To realize these often complex conceptions, Batura employs a virtuosic painting technique, said Cydney Payton, director-curator of the Museum of Contemporary Art/Denver, which presented an off-site exhibition of his paintings in 2003.
“What attracted me to the work,” she said, “is this beautiful, scrim quality, that the work is not immediately, completely revealed, that it’s basically abstraction. And there’s such a delicate and refined use of light, balanced with this kind of aggressive, painterly expression.”
For that scrim quality, Batura employs casein – a versatile, water-based paint – to create low-contrast washes of mostly nonobjective veils of color that give his paintings a muted, sometimes even lonely quality.
“I gray everything, is what happens,” he said. “If I have a red, I’m going to put green in it. If I have blue, I’m going to put orange in it. If I have yellow, I’m going to put purple in it, so that I knock the brilliance out of it.”

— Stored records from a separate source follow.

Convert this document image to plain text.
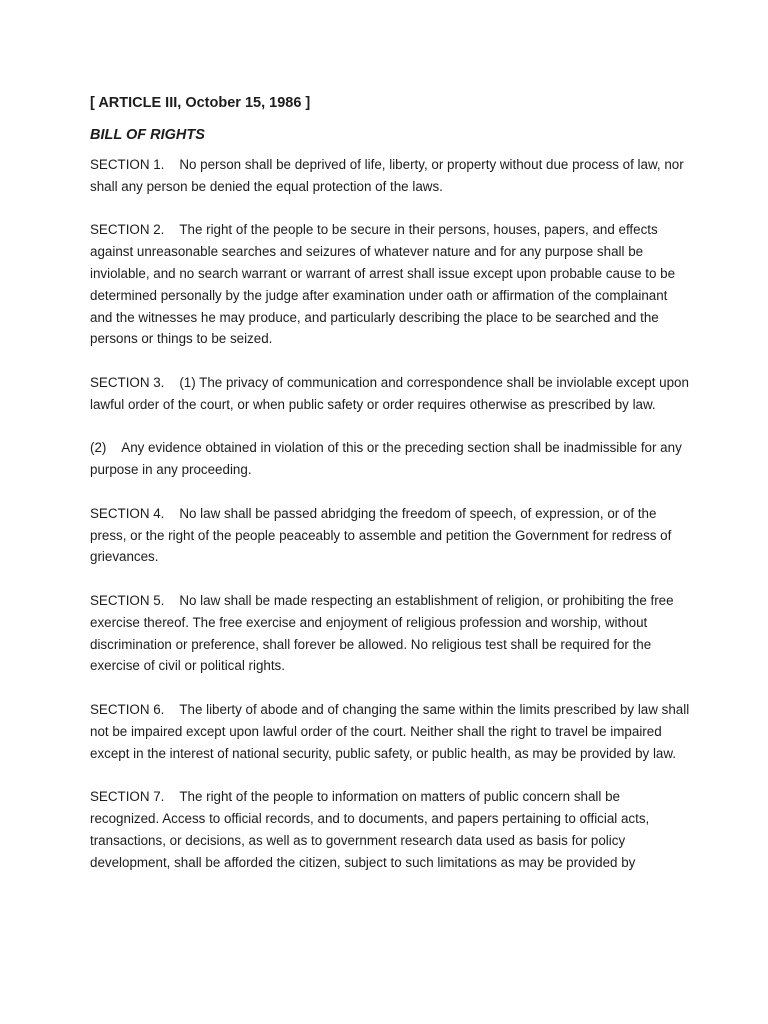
[ ARTICLE III, October 15, 1986 ]

BILL OF RIGHTS

SECTION 1. No person shall be deprived of life, liberty, or property without due process of law, nor shall any person be denied the equal protection of the laws.

SECTION 2. The right of the people to be secure in their persons, houses, papers, and effects against unreasonable searches and seizures of whatever nature and for any purpose shall be inviolable, and no search warrant or warrant of arrest shall issue except upon probable cause to be determined personally by the judge after examination under oath or affirmation of the complainant and the witnesses he may produce, and particularly describing the place to be searched and the persons or things to be seized.

SECTION 3. (1) The privacy of communication and correspondence shall be inviolable except upon lawful order of the court, or when public safety or order requires otherwise as prescribed by law.

(2) Any evidence obtained in violation of this or the preceding section shall be inadmissible for any purpose in any proceeding.

SECTION 4. No law shall be passed abridging the freedom of speech, of expression, or of the press, or the right of the people peaceably to assemble and petition the Government for redress of grievances.

SECTION 5. No law shall be made respecting an establishment of religion, or prohibiting the free exercise thereof. The free exercise and enjoyment of religious profession and worship, without discrimination or preference, shall forever be allowed. No religious test shall be required for the exercise of civil or political rights.

SECTION 6. The liberty of abode and of changing the same within the limits prescribed by law shall not be impaired except upon lawful order of the court. Neither shall the right to travel be impaired except in the interest of national security, public safety, or public health, as may be provided by law.

SECTION 7. The right of the people to information on matters of public concern shall be recognized. Access to official records, and to documents, and papers pertaining to official acts, transactions, or decisions, as well as to government research data used as basis for policy development, shall be afforded the citizen, subject to such limitations as may be provided by
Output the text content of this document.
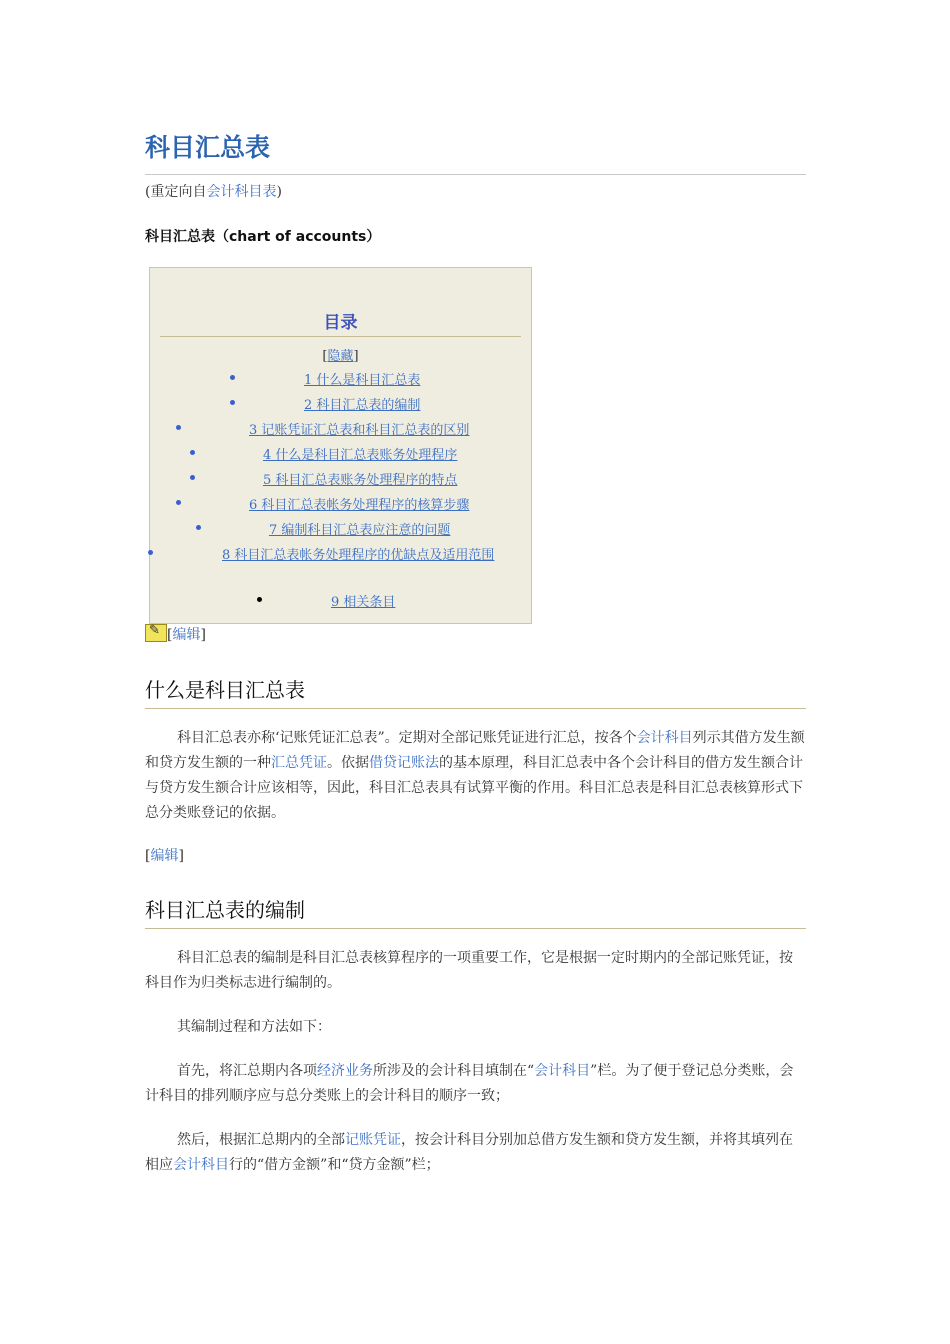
科目汇总表
(重定向自会计科目表)
科目汇总表（chart of accounts）
目录
[隐藏]
1 什么是科目汇总表
2 科目汇总表的编制
3 记账凭证汇总表和科目汇总表的区别
4 什么是科目汇总表账务处理程序
5 科目汇总表账务处理程序的特点
6 科目汇总表帐务处理程序的核算步骤
7 编制科目汇总表应注意的问题
8 科目汇总表帐务处理程序的优缺点及适用范围
9 相关条目
✎[编辑]
什么是科目汇总表
科目汇总表亦称‘记账凭证汇总表”。定期对全部记账凭证进行汇总，按各个会计科目列示其借方发生额和贷方发生额的一种汇总凭证。依据借贷记账法的基本原理，科目汇总表中各个会计科目的借方发生额合计与贷方发生额合计应该相等，因此，科目汇总表具有试算平衡的作用。科目汇总表是科目汇总表核算形式下总分类账登记的依据。
[编辑]
科目汇总表的编制
科目汇总表的编制是科目汇总表核算程序的一项重要工作，它是根据一定时期内的全部记账凭证，按科目作为归类标志进行编制的。
其编制过程和方法如下：
首先，将汇总期内各项经济业务所涉及的会计科目填制在“会计科目”栏。为了便于登记总分类账，会计科目的排列顺序应与总分类账上的会计科目的顺序一致；
然后，根据汇总期内的全部记账凭证，按会计科目分别加总借方发生额和贷方发生额，并将其填列在相应会计科目行的“借方金额”和“贷方金额”栏；
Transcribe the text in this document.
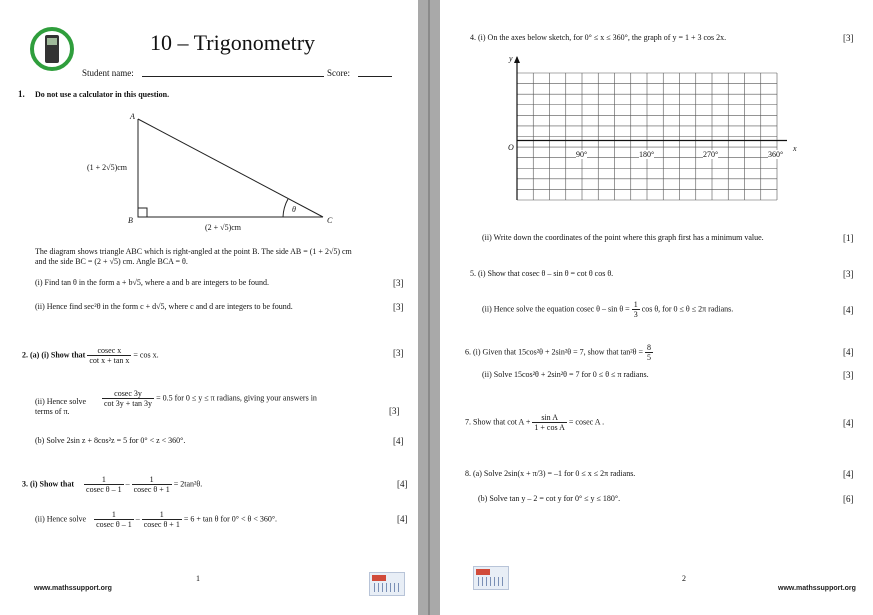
10 – Trigonometry
Student name:	Score:
1. Do not use a calculator in this question.
A
B	C
θ
(1 + 2√5)cm
(2 + √5)cm
The diagram shows triangle ABC which is right-angled at the point B. The side AB = (1 + 2√5) cm
and the side BC = (2 + √5) cm. Angle BCA = θ.
(i) Find tan θ in the form a + b√5, where a and b are integers to be found.	[3]
(ii) Hence find sec²θ in the form c + d√5, where c and d are integers to be found.	[3]
2. (a) (i) Show that $\frac{\text{cosec x}}{\text{cot x + tan x}} = \cos x$.	[3]
(ii) Hence solve
terms of π.
$\frac{cosec 3y}{\cot 3y + \tan 3y} = 0.5$ for 0 ≤ y ≤ π radians, giving your answers in
[3]
(b) Solve 2sin z + 8cos²z = 5 for 0° < z < 360°.	[4]
3. (i) Show that $\frac{1}{\text{cosec θ – 1}} - \frac{1}{\text{cosec θ + 1}} = 2\tan^2\theta$.	[4]
(ii) Hence solve $\frac{1}{\text{cosec θ – 1}} - \frac{1}{\text{cosec θ + 1}} = 6 + \tan \theta$ for 0° < θ < 360°.	[4]
1
www.mathssupport.org
4. (i) On the axes below sketch, for 0° ≤ x ≤ 360°, the graph of y = 1 + 3 cos 2x.	[3]
y
x
O
90°	180°	270°	360°
(ii) Write down the coordinates of the point where this graph first has a minimum value.	[1]
5. (i) Show that cosec θ – sin θ = cot θ cos θ.	[3]
(ii) Hence solve the equation cosec $\theta - \sin \theta = \frac{1}{3}$ cos θ, for 0 ≤ θ ≤ 2π radians.	[4]
6. (i) Given that 15cos²θ + 2sin²θ = 7, show that $\tan^2\theta = \frac{8}{5}$	[4]
(ii) Solve 15cos²θ + 2sin²θ = 7 for 0 ≤ θ ≤ π radians.	[3]
7. Show that $\cot A + \frac{\text{sin A}}{\text{1 + cos A}} = cosec$ A .	[4]
8. (a) Solve 2sin(x + π/3) = –1 for 0 ≤ x ≤ 2π radians.	[4]
(b) Solve tan y – 2 = cot y for 0° ≤ y ≤ 180°.	[6]
2
www.mathssupport.org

After working first as a house painter and later at the Denver Central Library, he was able to quit in 2002 to devote himself full time to art. But Batura believes the money he is earning from the mural will finally give him the financial freedom to take artistic risks he never could before.
“It’s the first time I’ve ever had the opportunity to really take chances,” Batura said. “I’m in position now that I can flesh out all this work that I’ve tried to do for 15 years and see where it’s going to lead.
“That’s what I intend to do – take all these threads of things that are often abandoned, because I don’t think they’ll work in a show and now follow those threads and see what will happen.”
Payton suspects that everything Batura has learned and experienced while realizing the massive mural project will take him in exciting directions that he and people who have followed his work could never have foreseen.
At the same time, Vanderlip hopes Batura will make more concerted efforts to display his paintings outside Denver and gain broader recognition. She believes his work could easily hold its own at prominent art galleries in New York City and elsewhere.
“I think it is just a question of time with him,” Vanderlip said. “I don’t think he is destined to be one of those guys who is very well known in this community and nobody else knows him. I don’t think that is going to happen to him.”